US says UN probe team 'poised to enter' Syria
The US ambassador to the UN Human Rights Council said on Thursday she was confident that an international commission of inquiry into rights violations in Syria would be allowed into the country.
"The commission is poised to enter Syria to investigate serious allegations of crimes against humanity, and will also travel to the surrounding countries of Turkey, Lebanon and Jordan to gather evidence and facts," US Ambassador Eileen Chamberlain Donahoe told reporters.
"We believe they'll get access, we'll continue to push for access," she said, adding that she had already met with the three members of the investigative team.
"Syria (is) one of the most critical and pressing human rights situation in the world today," Donahoe said.
"Credible recent reports indicate that the Syrian government is not only brutally repressing activists but also targeting their family members, imprisoning, torturing and killing relatives of dissidents," the US representative said.
"We are confident that (the commission of inquiry) will report to the council in November," Donahoe added.
On August 23, at an emergency session, the Human Rights Council ordered a probe into violations committed by the Syrian regime during its crackdown on popular protests.
Investigators have been asked to establish the facts and circumstances of violations and to identify the perpetrators so that they can be held accountable.

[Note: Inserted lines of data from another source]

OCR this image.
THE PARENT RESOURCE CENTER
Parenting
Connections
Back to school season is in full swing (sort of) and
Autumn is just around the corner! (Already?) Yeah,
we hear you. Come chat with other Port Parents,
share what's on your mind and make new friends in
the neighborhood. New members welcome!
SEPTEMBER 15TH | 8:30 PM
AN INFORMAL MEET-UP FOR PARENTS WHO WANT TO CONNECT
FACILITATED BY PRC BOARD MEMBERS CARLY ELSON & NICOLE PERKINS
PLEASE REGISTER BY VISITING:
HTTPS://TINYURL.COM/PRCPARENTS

The three experts, Yakin Erturk (Turkey), Sergio Pinheiro (Brazil), and Karen Abu Zeid (US) have been in Geneva since Tuesday to meet NGOs and diplomats, and are expected to speak to reporters Friday.
The probe is the second ordered by the council, an April session having already commissioned an investigation into the situation in Syria.
However, that team was blocked from entering Syria, and had therefore to base its probe on interviews of people in and out of the country, as well as on videos, photos and written communications.
The Office of the High Commissioner for Human Rights estimates that at least 2,700 people had been killed in the unrest in Syria since popular protests first broke out in mid-March.